J.E. Kolesar (Conoco Inc.) | Turgay Ertekin (Pennsylvania State U.) | S.T. Obut (Pennsylvania State U.)
A single-phase, 1D mathematical formulation is developed in radial/cylindrical coordinates to examine unsteady-state micropore sorption in a composite micropore/fracture, coalbed-methane transport problem. In the formulation, the micropore transport equation accounts for unsteady-state sorption and diffusion in the primary porosity. Gas entering the fracture network is considered a source term in the fracture-transport equation. The micropore and fracture systems are coupled by equating the gas pressure at the surface of the micropore elements to the pressure in the fracture network.
Coalbed-methane reservoirs are characterized by a dual-porosity nature. Gas molecules stored in the micropore structure by adsorption are subject to desorption from the coal grain surfaces and to diffusional transport to a well-defined, natural fracture network. Laminar flow dominates in the fracture network where methane gas flows simultaneously with formation water.
Gas transport in the micropores is generally modeled with quasisteady- or unsteady-state sorption formulations. In the first case, the matrix-to-fracture gas transfer rate is calculated from the average concentration gradient in the matrix elements over a discrete timestep. In contrast, unsteady-state formulations use a nonuniform micropore concentration gradient to determine the matrix transfer rate. Quasisteady-state models offer the advantage of simplified mathematics, which can reduce computer simulation costs.

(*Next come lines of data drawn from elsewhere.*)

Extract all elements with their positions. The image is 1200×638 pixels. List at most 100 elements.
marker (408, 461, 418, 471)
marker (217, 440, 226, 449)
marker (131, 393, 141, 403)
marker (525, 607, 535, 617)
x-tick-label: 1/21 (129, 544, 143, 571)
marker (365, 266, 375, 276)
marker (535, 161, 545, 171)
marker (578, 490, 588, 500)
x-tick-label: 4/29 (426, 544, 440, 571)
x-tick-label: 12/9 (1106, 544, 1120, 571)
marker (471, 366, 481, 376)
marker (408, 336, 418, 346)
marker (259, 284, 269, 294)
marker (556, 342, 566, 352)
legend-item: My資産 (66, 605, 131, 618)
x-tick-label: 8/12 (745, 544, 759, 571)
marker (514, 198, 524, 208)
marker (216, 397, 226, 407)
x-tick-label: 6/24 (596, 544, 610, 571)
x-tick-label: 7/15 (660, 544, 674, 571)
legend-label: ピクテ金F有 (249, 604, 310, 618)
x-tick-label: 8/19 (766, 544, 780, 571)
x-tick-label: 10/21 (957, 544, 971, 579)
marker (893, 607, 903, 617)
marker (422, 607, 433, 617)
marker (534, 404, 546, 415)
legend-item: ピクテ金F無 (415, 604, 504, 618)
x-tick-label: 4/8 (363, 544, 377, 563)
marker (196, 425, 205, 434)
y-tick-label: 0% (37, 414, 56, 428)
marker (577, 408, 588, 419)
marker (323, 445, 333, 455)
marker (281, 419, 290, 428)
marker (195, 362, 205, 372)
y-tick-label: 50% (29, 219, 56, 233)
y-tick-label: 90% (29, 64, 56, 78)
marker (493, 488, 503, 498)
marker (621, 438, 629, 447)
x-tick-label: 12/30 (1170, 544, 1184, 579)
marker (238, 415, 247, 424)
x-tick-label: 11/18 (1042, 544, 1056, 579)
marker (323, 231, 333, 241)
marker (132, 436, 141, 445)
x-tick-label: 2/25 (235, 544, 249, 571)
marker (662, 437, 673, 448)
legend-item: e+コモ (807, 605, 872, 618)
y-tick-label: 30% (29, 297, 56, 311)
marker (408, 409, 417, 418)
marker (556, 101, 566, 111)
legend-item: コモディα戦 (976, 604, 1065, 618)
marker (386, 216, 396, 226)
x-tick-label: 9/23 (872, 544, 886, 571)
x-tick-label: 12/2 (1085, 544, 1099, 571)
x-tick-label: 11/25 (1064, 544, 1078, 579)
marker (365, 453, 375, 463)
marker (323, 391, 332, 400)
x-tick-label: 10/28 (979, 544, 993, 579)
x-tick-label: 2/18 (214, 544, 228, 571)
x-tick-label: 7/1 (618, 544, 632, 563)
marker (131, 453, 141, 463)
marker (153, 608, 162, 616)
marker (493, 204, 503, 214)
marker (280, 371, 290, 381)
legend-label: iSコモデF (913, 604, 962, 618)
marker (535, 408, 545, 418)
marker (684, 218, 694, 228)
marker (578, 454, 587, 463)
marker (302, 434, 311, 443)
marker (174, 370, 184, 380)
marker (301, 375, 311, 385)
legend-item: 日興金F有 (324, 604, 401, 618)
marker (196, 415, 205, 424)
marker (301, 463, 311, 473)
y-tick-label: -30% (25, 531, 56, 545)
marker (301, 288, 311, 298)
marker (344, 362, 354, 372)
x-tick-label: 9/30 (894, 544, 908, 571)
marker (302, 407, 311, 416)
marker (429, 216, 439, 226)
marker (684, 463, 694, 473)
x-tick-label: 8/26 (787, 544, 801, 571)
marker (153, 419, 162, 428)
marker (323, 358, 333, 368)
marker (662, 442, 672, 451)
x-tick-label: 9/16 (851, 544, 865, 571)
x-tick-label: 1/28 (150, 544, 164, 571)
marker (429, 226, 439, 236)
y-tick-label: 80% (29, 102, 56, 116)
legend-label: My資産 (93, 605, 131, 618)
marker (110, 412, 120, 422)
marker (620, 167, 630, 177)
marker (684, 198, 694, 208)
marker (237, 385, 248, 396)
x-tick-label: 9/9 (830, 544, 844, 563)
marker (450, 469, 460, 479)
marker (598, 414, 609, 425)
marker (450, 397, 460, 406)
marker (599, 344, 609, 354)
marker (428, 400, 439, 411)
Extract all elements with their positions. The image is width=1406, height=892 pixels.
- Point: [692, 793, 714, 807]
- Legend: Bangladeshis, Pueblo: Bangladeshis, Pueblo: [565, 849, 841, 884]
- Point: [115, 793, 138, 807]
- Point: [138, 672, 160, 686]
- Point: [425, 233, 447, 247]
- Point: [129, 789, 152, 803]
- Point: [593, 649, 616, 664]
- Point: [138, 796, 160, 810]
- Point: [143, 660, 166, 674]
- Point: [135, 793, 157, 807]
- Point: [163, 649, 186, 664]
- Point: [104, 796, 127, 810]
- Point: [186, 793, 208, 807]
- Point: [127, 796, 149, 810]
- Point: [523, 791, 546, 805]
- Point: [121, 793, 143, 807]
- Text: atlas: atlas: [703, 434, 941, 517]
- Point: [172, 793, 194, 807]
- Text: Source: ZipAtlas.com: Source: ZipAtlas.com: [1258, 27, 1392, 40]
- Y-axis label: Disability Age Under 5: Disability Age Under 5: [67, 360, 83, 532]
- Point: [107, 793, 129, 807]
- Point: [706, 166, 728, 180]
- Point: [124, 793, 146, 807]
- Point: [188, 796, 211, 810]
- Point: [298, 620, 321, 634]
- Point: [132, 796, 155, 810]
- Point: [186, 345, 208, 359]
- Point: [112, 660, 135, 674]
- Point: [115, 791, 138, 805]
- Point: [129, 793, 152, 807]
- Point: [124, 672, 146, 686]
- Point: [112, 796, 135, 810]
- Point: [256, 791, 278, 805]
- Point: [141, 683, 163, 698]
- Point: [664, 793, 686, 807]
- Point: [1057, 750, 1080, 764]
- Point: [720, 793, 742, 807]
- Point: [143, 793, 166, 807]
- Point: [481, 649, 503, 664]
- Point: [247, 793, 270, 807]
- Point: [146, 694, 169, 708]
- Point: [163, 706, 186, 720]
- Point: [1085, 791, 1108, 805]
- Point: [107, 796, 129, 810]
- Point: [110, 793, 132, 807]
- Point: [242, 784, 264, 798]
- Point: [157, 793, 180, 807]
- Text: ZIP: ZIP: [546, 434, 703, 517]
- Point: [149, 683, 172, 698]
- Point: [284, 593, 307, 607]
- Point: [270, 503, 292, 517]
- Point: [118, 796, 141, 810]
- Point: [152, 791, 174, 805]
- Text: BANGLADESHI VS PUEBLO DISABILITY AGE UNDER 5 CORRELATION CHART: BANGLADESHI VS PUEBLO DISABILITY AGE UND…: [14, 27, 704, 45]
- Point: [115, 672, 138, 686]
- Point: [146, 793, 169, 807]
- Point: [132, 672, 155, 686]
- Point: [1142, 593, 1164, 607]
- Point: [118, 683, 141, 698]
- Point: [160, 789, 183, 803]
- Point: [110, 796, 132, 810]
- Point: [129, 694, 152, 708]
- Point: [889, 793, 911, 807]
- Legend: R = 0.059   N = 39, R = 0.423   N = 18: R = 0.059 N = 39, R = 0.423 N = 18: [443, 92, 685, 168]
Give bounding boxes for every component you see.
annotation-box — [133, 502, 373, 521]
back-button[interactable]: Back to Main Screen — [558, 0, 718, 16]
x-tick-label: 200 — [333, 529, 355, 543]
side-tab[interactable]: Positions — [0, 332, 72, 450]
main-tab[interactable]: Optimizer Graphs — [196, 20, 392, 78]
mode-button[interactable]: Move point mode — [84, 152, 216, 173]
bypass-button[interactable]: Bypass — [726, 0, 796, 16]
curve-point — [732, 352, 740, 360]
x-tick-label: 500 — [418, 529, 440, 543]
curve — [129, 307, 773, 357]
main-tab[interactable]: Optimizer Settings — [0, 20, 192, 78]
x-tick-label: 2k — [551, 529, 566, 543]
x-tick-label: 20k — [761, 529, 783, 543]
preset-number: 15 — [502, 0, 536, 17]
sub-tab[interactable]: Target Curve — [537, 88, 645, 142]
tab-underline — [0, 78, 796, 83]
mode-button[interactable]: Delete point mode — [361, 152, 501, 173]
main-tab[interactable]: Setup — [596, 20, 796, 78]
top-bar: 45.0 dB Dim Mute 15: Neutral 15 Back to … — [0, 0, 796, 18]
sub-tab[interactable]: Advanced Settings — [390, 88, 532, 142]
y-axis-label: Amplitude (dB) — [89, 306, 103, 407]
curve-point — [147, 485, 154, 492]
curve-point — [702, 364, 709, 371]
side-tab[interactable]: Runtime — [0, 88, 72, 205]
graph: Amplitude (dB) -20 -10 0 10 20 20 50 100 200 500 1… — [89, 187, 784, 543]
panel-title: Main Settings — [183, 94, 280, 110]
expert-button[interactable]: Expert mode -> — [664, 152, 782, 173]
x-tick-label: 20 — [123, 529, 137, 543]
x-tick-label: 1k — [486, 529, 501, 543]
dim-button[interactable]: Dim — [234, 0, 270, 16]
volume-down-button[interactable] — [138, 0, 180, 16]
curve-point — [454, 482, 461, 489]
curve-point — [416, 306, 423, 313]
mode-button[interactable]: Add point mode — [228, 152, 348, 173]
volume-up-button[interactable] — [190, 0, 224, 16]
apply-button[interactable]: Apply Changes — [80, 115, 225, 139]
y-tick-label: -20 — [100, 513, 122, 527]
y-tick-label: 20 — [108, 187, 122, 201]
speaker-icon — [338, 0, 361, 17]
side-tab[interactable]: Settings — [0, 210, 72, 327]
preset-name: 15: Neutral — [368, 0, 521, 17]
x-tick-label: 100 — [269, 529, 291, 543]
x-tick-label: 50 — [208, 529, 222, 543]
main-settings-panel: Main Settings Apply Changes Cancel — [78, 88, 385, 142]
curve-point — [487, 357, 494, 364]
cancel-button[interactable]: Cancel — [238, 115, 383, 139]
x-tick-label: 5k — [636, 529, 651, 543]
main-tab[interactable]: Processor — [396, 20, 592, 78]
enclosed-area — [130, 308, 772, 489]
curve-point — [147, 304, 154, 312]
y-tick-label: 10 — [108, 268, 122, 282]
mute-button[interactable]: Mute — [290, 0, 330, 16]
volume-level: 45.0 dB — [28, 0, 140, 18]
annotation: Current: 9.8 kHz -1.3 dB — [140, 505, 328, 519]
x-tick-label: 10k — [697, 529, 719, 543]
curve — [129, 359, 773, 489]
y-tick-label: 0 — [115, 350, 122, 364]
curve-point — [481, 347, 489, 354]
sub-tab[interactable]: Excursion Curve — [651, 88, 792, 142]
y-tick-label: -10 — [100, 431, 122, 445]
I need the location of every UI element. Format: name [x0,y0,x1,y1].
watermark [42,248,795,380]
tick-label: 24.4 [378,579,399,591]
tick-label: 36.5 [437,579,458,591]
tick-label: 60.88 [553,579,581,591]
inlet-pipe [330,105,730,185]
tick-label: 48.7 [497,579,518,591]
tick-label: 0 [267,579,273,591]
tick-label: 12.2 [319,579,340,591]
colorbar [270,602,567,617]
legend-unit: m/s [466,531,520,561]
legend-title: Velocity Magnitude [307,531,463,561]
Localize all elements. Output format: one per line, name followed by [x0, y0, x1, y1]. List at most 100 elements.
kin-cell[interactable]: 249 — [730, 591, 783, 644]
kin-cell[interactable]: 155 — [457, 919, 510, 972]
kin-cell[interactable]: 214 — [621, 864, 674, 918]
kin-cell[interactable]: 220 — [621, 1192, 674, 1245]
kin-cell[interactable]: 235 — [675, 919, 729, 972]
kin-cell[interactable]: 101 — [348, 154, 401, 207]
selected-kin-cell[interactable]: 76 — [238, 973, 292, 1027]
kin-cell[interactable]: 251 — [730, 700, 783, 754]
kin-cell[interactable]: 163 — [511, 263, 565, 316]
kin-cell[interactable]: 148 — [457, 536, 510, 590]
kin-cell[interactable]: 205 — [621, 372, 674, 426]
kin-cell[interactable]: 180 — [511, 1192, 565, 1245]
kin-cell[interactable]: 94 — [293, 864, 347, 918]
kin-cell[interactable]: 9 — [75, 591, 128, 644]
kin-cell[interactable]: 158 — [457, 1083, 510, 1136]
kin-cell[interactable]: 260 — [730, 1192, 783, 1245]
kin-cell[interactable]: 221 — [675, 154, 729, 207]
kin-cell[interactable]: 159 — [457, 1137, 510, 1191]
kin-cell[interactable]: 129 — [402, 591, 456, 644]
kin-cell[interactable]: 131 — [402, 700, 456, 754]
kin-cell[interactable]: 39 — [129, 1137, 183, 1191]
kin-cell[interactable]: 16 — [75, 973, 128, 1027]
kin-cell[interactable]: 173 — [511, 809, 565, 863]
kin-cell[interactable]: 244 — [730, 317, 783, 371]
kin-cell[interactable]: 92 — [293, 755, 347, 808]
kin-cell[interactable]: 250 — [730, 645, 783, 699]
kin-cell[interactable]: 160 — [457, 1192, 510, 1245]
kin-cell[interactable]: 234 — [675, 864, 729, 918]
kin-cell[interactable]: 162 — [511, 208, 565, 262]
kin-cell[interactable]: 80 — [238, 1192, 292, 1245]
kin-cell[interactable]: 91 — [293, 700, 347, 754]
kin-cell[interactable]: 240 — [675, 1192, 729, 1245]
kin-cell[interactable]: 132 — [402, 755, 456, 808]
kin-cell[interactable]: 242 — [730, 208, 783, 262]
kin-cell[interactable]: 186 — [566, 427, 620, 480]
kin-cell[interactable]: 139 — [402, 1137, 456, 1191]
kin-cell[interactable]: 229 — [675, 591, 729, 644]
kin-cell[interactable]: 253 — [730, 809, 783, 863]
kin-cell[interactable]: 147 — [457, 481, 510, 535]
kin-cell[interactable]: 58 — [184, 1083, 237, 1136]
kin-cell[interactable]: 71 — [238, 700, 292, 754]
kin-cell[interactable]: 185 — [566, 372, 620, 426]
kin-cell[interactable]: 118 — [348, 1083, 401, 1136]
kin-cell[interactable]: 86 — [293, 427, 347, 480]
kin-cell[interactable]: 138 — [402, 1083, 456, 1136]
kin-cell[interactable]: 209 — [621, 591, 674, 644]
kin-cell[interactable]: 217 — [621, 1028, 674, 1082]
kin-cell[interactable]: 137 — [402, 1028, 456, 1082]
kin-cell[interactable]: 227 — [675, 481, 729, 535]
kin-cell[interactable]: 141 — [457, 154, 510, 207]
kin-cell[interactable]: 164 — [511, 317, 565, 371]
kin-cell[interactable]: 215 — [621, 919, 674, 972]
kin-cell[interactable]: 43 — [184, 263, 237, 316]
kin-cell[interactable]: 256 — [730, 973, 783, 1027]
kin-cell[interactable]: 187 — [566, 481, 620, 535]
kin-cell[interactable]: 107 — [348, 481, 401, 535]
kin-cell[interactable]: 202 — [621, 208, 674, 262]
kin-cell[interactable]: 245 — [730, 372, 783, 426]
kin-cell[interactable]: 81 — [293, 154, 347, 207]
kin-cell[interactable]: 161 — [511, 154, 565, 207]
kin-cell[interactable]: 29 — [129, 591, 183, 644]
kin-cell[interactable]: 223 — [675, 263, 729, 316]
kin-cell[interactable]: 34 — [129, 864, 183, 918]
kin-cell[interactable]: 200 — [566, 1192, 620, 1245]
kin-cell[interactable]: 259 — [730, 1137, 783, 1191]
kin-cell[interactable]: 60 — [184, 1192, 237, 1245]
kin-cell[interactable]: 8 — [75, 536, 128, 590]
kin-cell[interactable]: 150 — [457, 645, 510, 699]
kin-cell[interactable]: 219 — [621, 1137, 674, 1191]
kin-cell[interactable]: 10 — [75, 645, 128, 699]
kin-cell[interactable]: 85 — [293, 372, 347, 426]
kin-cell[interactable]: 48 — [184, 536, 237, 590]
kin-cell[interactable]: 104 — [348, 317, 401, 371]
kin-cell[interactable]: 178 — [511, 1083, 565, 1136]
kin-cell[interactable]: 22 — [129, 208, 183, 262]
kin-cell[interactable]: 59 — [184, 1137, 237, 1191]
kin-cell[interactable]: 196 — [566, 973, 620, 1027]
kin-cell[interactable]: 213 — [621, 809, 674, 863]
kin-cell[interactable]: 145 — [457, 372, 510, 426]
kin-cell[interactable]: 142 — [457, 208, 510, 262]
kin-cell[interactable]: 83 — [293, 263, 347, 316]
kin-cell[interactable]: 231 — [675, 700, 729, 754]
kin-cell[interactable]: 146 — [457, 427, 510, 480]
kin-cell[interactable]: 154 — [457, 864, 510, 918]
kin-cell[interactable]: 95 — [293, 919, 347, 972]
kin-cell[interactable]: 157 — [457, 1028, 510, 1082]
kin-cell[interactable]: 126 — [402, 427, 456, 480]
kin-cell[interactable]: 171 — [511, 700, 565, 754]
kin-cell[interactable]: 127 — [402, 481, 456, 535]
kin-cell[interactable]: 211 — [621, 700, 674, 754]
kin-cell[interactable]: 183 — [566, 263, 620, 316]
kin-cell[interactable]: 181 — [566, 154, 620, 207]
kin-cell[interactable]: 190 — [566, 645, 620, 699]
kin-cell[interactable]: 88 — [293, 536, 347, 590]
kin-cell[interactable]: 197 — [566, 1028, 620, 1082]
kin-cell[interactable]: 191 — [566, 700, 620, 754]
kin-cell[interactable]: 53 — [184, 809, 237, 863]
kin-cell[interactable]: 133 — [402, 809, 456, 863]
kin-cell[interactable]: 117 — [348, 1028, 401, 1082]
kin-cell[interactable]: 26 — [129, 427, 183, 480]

Reservoir Characteristics of Coal Seams. Coal seams are characterized by a natural fracture network commonly referred to as cleat. The cleat system consists of two perpendicular fissures, the more predominant of which is the face cleat. The butt cleat is less continuous and often ends when it intersects the face cleat. Fig. 1 is a highly idealized representation of the physical relationship between the matrix and fracture system.